If you’re anything like me, you read a lot. A lot. I’ve got a collection of around three thousand books. I’ve given up all hope of taking them with me when I move (semi-nomadic student; they don’t even fit in my car). I’ve got a smaller subset of my favorites that follow me around wherever I go–but we’re talking thousands of pounds of paper.
When I was younger, I used to read whole books at a time, but I find that now I primarily use them for reference. Being well-read and having a large supply of material to draw from lets me churn out thoughtful papers in record time. But most of my books aren’t really in the “reference” genre–I might remember a quote by Mark Twain, but who knows which of his twenty or so books I might have to read through before I find it.
Sure, I could bite the bullet and get a Kindle (or just use the iPhone app), but I’m no fan of DRM. I want to be able to grep and parse my books; I want to read them from various computers I have lying around the house, and I want the images and technical drawings to render well. I read a lot of old, obscure books that Amazon and Co. will never get around to digitizing. Plus, I’m a poor college student, who doesn’t want to re-buy every book he already owns in digital format.
So, with a little trepidation, I decided to embark on a quest to scan and digitize every book I own. I’ve been at this in my spare time for several months now, and I’ve got it down to a science. It’s really not as bad as you might think once you know the pitfalls to avoid.
Step 1: Get the cover off. This is often the trickiest part of the entire enterprise. Paperbacks covers can be carefully peeled off (I’ve torn a few). Hardbacks will require you to slice through the cover lining.
Step 2:

Take the bound pages to a printshop and get them to cut it into loose-leaf pages. Most printshops will cut a book for about a quarter; I found an on-campus bookshop that does it for free.
Step 3: Scan. I found an awesome scanner for my mac, the ScanSnap S510M (no, I am not getting paid):

This thing has the smallest footprint I have ever seen, and it burns through my textbooks faster than can be described. I can burn through a small paperback in 5-6 minutes, and large reference works like von Mises’ thousand-page Human Action over the evening news. I got it for a mere $350 refurbed on NewEgg, and it’s the best $350 I’ve ever spent. Don’t let its cute appearance fool you, this scanner is SERIOUS.
4. OCR. OCR software for Mac is notoriously bad. The stuff that comes with the ScanSnap is actually quite decent, although rather slow. Fortunately it requires no interaction of any kind, so you can just let it run and come back later. For text-and-illustration kinds of things, I leave it on “text and images only.” There’s another option that embeds the text in an invisible layer under the page image, which creates much larger files, but you have the original page to refer to, which works well for complex diagrams and such. I’ve also looked at both ReadIris and OmniPage, and have been rather unimpressed.
5. Binding: For awhile, this was the slowest part; I would add ten pages or so and apply some glue, wait a few hours to dry, repeat. Then I discovered gorilla glue. This stuff (not the wood glue crap, the real glue) is seriously strong–strong enough to bind everything with just one or two layers. I stack all the pages in between two phone books, clamp them with some c-clamps, and apply a layer of Gorilla Glue:

In an hour or so, my book is bound more firmly than it was the day it was printed. Another dab of glue puts the spine on, and that’s about it! Finished result:
Grepping through Harry Potter:

Reading on my iPod with Stanza:

Spotlighting for “Narnia” in my (still-incomplete) library:

Did C.S. Lewis ever say anything about the Snow White Disney movie?

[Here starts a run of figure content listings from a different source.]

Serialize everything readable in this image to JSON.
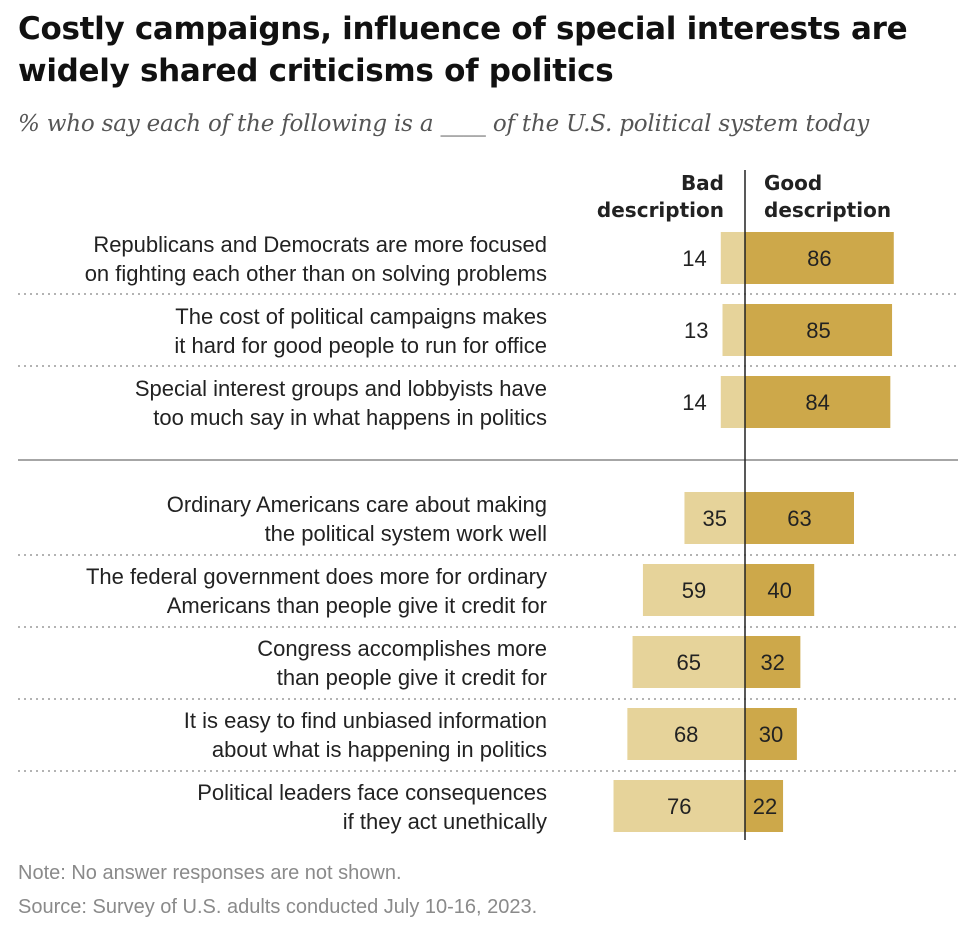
{
  "chart_data": {
    "type": "bar",
    "title": "Costly campaigns, influence of special interests are widely shared criticisms of politics",
    "subtitle": "% who say each of the following is a ____ of the U.S. political system today",
    "column_headers": {
      "bad": [
        "Bad",
        "description"
      ],
      "good": [
        "Good",
        "description"
      ]
    },
    "categories": [
      [
        "Republicans and Democrats are more focused",
        "on fighting each other than on solving problems"
      ],
      [
        "The cost of political campaigns makes",
        "it hard for good people to run for office"
      ],
      [
        "Special interest groups and lobbyists have",
        "too much say in what happens in politics"
      ],
      [
        "Ordinary Americans care about making",
        "the political system work well"
      ],
      [
        "The federal government does more for ordinary",
        "Americans than people give it credit for"
      ],
      [
        "Congress accomplishes more",
        "than people give it credit for"
      ],
      [
        "It is easy to find unbiased information",
        "about what is happening in politics"
      ],
      [
        "Political leaders face consequences",
        "if they act unethically"
      ]
    ],
    "series": [
      {
        "name": "Bad description",
        "color": "#e6d39a",
        "values": [
          14,
          13,
          14,
          35,
          59,
          65,
          68,
          76
        ]
      },
      {
        "name": "Good description",
        "color": "#cda84a",
        "values": [
          86,
          85,
          84,
          63,
          40,
          32,
          30,
          22
        ]
      }
    ],
    "groups": [
      [
        0,
        1,
        2
      ],
      [
        3,
        4,
        5,
        6,
        7
      ]
    ],
    "note": "Note: No answer responses are not shown.",
    "source": "Source: Survey of U.S. adults conducted July 10-16, 2023."
  }
}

Let’s hand my phone to a friend so he can see what books are on my shelf:

I should be on track to digitize EVERYTHING by this summer. What I’ve learned:
- Having my whole library on my iPhone vastly changed my definition of “reading time.” Now, I can catch a paragraph while I’m waiting at the checkout line. It’s one tap to bring up the last book I was reading with the correct page.
- I find myself reading–really reading–more than I’ve ever done since childhood
- Spotlighting a personal library is ridiculously powerful. You feel almost giddy. ”I don’t know the frequency of EM fields, but I did scan this electricity textbook…” BAM, there’s the answer.
- You start doing random searches, and the results are scary. How many books reference the wood chuck chuck question? Let’s graph my books by publishing date. Can we use a bayesian network to classify my books by genre? Can we write a script to rip cover art from Amazon.com? The possibilities are endless.